The commonest metaphors would be questioned till some bitter truth had been forced from its hiding place.It's from Chapter 9 of Surprised by Joy. Lewis is talking of a tutor whom he described as "near to being a purely logical entity." He would never make small talk or use manners of speaking lightly and boldly questioned anything anyone said.
"These fiendish German atrocities--"
"But are not fiends a figment of the imagination?"
"Very well, then; these brutal atrocities--"
"But none of the brutes does anything of the kind!"
"Well, what am I to call them?"
"Is it not plain that we must call them simply Human?"
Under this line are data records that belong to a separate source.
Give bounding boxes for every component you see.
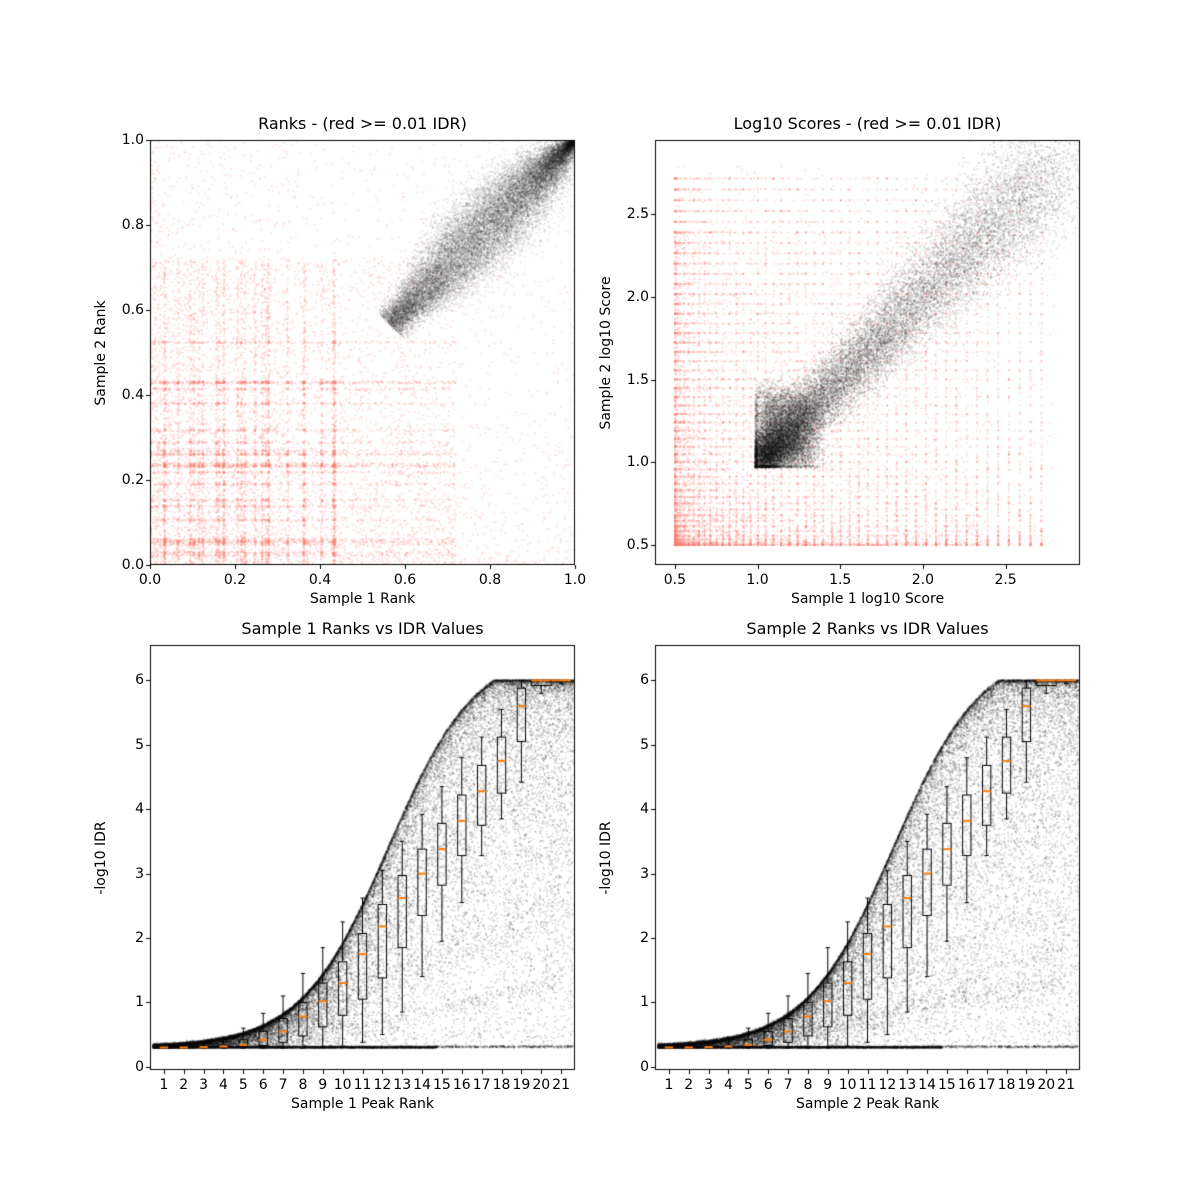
y-tick-label: 0 bbox=[135, 1058, 144, 1075]
x-tick-label: 19 bbox=[512, 1077, 531, 1093]
x-tick-label: 2 bbox=[179, 1077, 189, 1093]
x-tick-label: 17 bbox=[977, 1077, 996, 1093]
x-tick-label: 16 bbox=[452, 1077, 471, 1093]
plot-ranks: Ranks - (red >= 0.01 IDR) Sample 2 Rank … bbox=[93, 114, 586, 607]
x-tick-label: 0.0 bbox=[138, 572, 162, 588]
ranks-scatter-canvas bbox=[140, 130, 585, 575]
y-tick-label: 4 bbox=[640, 801, 649, 818]
x-tick-label: 15 bbox=[938, 1077, 956, 1093]
y-axis-label-text: -log10 IDR bbox=[598, 820, 614, 895]
x-axis-label: Sample 1 Rank bbox=[309, 591, 416, 607]
plot-title: Sample 2 Ranks vs IDR Values bbox=[746, 619, 989, 638]
x-tick-label: 10 bbox=[838, 1077, 857, 1093]
x-tick-label: 0.4 bbox=[308, 572, 332, 588]
x-tick-label: 15 bbox=[433, 1077, 451, 1093]
x-tick-label: 0.8 bbox=[478, 572, 502, 588]
sample2-idr-canvas bbox=[645, 635, 1090, 1080]
x-tick-label: 2.5 bbox=[994, 572, 1017, 588]
y-tick-label: 0.8 bbox=[121, 217, 144, 233]
plot-title: Log10 Scores - (red >= 0.01 IDR) bbox=[733, 114, 1002, 133]
y-tick-label: 5 bbox=[135, 736, 144, 753]
x-tick-label: 9 bbox=[823, 1077, 833, 1093]
x-tick-label: 5 bbox=[238, 1077, 248, 1093]
x-tick-label: 12 bbox=[373, 1077, 392, 1093]
y-tick-label: 2 bbox=[640, 929, 649, 946]
y-tick-label: 3 bbox=[135, 865, 144, 882]
x-tick-label: 3 bbox=[199, 1077, 209, 1093]
x-tick-label: 11 bbox=[353, 1077, 372, 1093]
scores-scatter-canvas bbox=[645, 130, 1090, 575]
y-tick-label: 1 bbox=[135, 994, 144, 1011]
x-tick-label: 1.0 bbox=[563, 572, 587, 588]
x-tick-label: 20 bbox=[1037, 1077, 1056, 1093]
x-tick-label: 18 bbox=[492, 1077, 511, 1093]
plot-title: Sample 1 Ranks vs IDR Values bbox=[241, 619, 484, 638]
x-tick-label: 14 bbox=[413, 1077, 431, 1093]
y-tick-label: 6 bbox=[640, 672, 649, 689]
x-tick-label: 0.2 bbox=[223, 572, 247, 588]
x-tick-label: 7 bbox=[278, 1077, 288, 1093]
x-tick-label: 0.6 bbox=[393, 572, 417, 588]
x-tick-label: 21 bbox=[1057, 1077, 1075, 1093]
y-tick-label: 2 bbox=[135, 929, 144, 946]
y-tick-label: 0.0 bbox=[121, 557, 144, 573]
x-tick-label: 11 bbox=[858, 1077, 877, 1093]
x-tick-label: 9 bbox=[318, 1077, 328, 1093]
y-axis-label-text: -log10 IDR bbox=[93, 820, 109, 895]
y-tick-label: 1 bbox=[640, 994, 649, 1011]
x-tick-label: 12 bbox=[878, 1077, 897, 1093]
x-tick-label: 3 bbox=[704, 1077, 714, 1093]
y-tick-label: 0 bbox=[640, 1058, 649, 1075]
x-tick-label: 20 bbox=[532, 1077, 551, 1093]
y-tick-label: 1.0 bbox=[121, 132, 144, 148]
plot-title: Ranks - (red >= 0.01 IDR) bbox=[258, 114, 467, 133]
x-axis-label: Sample 2 Peak Rank bbox=[796, 1096, 939, 1112]
x-tick-label: 1.5 bbox=[829, 572, 852, 588]
plot-sample2-idr: Sample 2 Ranks vs IDR Values -log10 IDR … bbox=[598, 619, 1090, 1112]
plot-log10-scores: Log10 Scores - (red >= 0.01 IDR) Sample … bbox=[598, 114, 1090, 607]
y-tick-label: 0.2 bbox=[121, 472, 144, 488]
x-tick-label: 19 bbox=[1017, 1077, 1036, 1093]
y-tick-label: 6 bbox=[135, 672, 144, 689]
x-tick-label: 8 bbox=[803, 1077, 813, 1093]
x-tick-label: 1.0 bbox=[746, 572, 769, 588]
x-tick-label: 1 bbox=[159, 1077, 169, 1093]
y-tick-label: 4 bbox=[135, 801, 144, 818]
y-tick-label: 0.5 bbox=[626, 537, 649, 554]
x-tick-label: 6 bbox=[763, 1077, 773, 1093]
y-tick-label: 2.5 bbox=[626, 206, 649, 223]
x-tick-label: 10 bbox=[333, 1077, 352, 1093]
x-tick-label: 4 bbox=[219, 1077, 228, 1093]
sample1-idr-canvas bbox=[140, 635, 585, 1080]
x-tick-label: 13 bbox=[898, 1077, 917, 1093]
x-tick-label: 17 bbox=[472, 1077, 491, 1093]
x-tick-label: 21 bbox=[552, 1077, 570, 1093]
x-tick-label: 16 bbox=[957, 1077, 976, 1093]
y-axis-label: Sample 2 log10 Score bbox=[597, 140, 615, 565]
x-tick-label: 6 bbox=[258, 1077, 268, 1093]
x-tick-label: 8 bbox=[298, 1077, 308, 1093]
y-axis-label: Sample 2 Rank bbox=[92, 140, 110, 565]
y-tick-label: 2.0 bbox=[626, 289, 649, 306]
y-tick-label: 0.6 bbox=[121, 302, 144, 318]
y-tick-label: 1.5 bbox=[626, 371, 649, 388]
x-tick-label: 2.0 bbox=[911, 572, 935, 588]
x-tick-label: 13 bbox=[393, 1077, 412, 1093]
x-tick-label: 5 bbox=[743, 1077, 753, 1093]
x-tick-label: 2 bbox=[684, 1077, 694, 1093]
plot-sample1-idr: Sample 1 Ranks vs IDR Values -log10 IDR … bbox=[93, 619, 585, 1112]
y-tick-label: 1.0 bbox=[626, 454, 649, 471]
y-tick-label: 5 bbox=[640, 736, 649, 753]
x-tick-label: 14 bbox=[918, 1077, 936, 1093]
x-axis-label: Sample 1 Peak Rank bbox=[291, 1096, 434, 1112]
x-tick-label: 0.5 bbox=[663, 572, 686, 588]
x-tick-label: 1 bbox=[664, 1077, 674, 1093]
y-tick-label: 3 bbox=[640, 865, 649, 882]
x-tick-label: 18 bbox=[997, 1077, 1016, 1093]
x-tick-label: 4 bbox=[724, 1077, 733, 1093]
x-tick-label: 7 bbox=[783, 1077, 793, 1093]
x-axis-label: Sample 1 log10 Score bbox=[790, 591, 945, 607]
y-tick-label: 0.4 bbox=[121, 387, 144, 403]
and on learning a foreign language:
We opened our books at Iliad, Book I. Without a word of introduction, Knock [Lewis's tutor] read aloud the first twenty lines or so.... He then translated, with a few, a very few explanations, about a hundred lines.... When he had finished he handed me over Crusius' Lexicon and, having told me to go through again as much as I could of what he had done, left the room. It seems an odd method of teaching, but it worked. At first I could travel only a very short way along the trail he had blazed, but every day I could travel further. Presently I could travel the whole way. Then I could go a line or two beyond his furthest North. Then it became a kind of game to see how far beyond. He appeared at this stage to value speed more than absolute accuracy. The great gain was that I very soon became able to understand a great deal without (even mentally) translating it; I was beginning to think in Greek. That is the great Rubicon to cross in learning any language. Those in whom the Green word lives only while they are hunting for it in the lexicon, and who then substitute the English word for it, are not reading the Greek at all; they are only solving a puzzle. The very formula, "Naus means a ship," is wrong. Naus and ship both mean a thing, they do not mean on another. Behind Naus, as behind navis or naca, we want to have a picture of a dark, spender mass with sail or oars, climbing the ridges, with no officious English word intruding.